The researchers were able to confirm previous reports that lowering estrogen increased binge eating behavior and consequently that raising estrogen levels decreased binging. They found the effect to be true even in the same woman. As her hormone levels fluctuated, so did her tendency to binge. What gives? Estrogen appears to work on the same neural receptors that release serotonin—a neurochemical associated with everything from happiness to appetite. More estrogen allows the body to produce more serotonin which, in turn, inhibits the urge to binge eat.
Binge Eating Disorder, defined as a pattern of eating large amounts of food in a short period of time, is the most common eating disorder. It affects between five and 10 percent of the population. For years, sufferers have been told to "just stop eating so much" but Xu says while we still don't know exactly how binge eating starts, this research is a huge step to finding a way to stop it.

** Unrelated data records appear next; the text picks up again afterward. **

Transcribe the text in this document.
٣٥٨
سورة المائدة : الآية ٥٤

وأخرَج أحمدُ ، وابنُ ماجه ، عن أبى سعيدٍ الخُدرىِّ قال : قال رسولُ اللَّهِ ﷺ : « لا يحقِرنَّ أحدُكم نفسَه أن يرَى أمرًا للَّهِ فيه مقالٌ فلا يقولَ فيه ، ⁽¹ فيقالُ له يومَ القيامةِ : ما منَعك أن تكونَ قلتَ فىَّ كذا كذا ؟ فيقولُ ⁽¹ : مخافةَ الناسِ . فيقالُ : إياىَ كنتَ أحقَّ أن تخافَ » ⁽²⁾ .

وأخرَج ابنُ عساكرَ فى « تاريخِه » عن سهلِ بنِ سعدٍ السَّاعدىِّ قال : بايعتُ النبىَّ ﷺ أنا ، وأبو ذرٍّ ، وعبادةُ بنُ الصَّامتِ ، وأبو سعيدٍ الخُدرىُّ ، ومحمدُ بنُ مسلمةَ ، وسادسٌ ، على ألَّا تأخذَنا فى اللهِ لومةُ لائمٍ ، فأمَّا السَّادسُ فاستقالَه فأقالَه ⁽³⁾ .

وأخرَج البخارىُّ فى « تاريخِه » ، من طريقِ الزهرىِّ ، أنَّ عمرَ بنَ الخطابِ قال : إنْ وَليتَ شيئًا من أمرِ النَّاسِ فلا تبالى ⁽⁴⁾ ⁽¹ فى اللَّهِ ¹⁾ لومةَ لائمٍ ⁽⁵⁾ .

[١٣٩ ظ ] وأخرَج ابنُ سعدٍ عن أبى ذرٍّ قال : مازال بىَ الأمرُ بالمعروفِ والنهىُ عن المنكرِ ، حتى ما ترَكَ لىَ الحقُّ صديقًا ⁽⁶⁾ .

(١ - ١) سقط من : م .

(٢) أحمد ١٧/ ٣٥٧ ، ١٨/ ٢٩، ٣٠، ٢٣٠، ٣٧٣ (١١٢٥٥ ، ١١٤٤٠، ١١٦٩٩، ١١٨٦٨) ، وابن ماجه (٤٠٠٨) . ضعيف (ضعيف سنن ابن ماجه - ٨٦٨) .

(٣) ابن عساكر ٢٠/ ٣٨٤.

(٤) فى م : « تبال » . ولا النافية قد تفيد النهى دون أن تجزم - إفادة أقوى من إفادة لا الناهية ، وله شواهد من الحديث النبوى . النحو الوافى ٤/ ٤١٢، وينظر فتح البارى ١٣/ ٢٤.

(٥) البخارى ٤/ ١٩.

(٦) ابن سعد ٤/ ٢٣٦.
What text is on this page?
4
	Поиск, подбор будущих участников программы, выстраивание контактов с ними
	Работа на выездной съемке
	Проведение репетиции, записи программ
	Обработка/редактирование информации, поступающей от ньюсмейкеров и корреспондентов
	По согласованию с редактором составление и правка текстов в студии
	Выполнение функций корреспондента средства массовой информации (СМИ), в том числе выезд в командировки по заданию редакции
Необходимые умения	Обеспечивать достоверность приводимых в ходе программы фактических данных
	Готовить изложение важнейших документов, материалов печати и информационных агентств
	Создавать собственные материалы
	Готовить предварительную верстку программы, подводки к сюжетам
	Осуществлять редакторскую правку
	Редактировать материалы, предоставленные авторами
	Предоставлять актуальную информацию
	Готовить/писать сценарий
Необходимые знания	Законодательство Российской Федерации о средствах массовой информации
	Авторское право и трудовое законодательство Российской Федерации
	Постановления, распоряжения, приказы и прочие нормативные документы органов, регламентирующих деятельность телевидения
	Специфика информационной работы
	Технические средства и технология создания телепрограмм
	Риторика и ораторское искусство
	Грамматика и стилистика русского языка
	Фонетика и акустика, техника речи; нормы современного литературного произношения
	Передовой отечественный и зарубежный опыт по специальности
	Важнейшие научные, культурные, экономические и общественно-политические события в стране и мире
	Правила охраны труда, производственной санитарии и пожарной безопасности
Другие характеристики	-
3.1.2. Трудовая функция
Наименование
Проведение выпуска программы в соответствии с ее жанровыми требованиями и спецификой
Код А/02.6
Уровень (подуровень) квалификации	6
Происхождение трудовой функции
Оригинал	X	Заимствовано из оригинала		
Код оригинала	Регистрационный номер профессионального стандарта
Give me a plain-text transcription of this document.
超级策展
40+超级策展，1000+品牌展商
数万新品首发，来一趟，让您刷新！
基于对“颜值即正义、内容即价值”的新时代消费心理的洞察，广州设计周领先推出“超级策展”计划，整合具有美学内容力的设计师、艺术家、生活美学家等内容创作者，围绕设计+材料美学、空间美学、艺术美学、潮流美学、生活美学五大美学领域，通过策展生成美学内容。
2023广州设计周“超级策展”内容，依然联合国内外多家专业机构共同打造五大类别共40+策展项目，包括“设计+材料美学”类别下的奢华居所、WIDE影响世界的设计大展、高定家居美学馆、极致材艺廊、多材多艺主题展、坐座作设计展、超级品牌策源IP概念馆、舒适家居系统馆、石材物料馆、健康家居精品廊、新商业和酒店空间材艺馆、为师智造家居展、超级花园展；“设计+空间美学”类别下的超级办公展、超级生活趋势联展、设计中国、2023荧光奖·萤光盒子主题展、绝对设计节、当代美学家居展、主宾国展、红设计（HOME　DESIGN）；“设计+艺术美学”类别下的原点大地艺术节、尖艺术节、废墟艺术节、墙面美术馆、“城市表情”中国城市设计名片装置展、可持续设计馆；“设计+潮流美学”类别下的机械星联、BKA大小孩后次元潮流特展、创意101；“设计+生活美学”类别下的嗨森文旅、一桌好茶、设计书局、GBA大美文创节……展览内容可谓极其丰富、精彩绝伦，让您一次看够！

Estrogen therapy seems like an obvious treatment, but Xu says the problem with current regimens is they can drastically increase a woman's risk of breast cancer. However, the researchers were able to identify the region in the brain where estrogen is inhibited and developed a compound called GLP-1 that can reach those serotonin receptors specifically without targeting other estrogen-sensitive areas of the body like breast tissue.
Xu adds that there are many types of foods and plant substances that mimic estrogen in the body—soy is probably the best known—but that the research on their effectiveness is mixed. Some studies show benefits to certain foods while other studies have shown negative health impacts from others, so don't try to self-medicate with foods, herbs, or creams. For now, the research is still in the works, but researchers are in the process of patenting the compound with hopes that clinical trials in humans can begin quickly.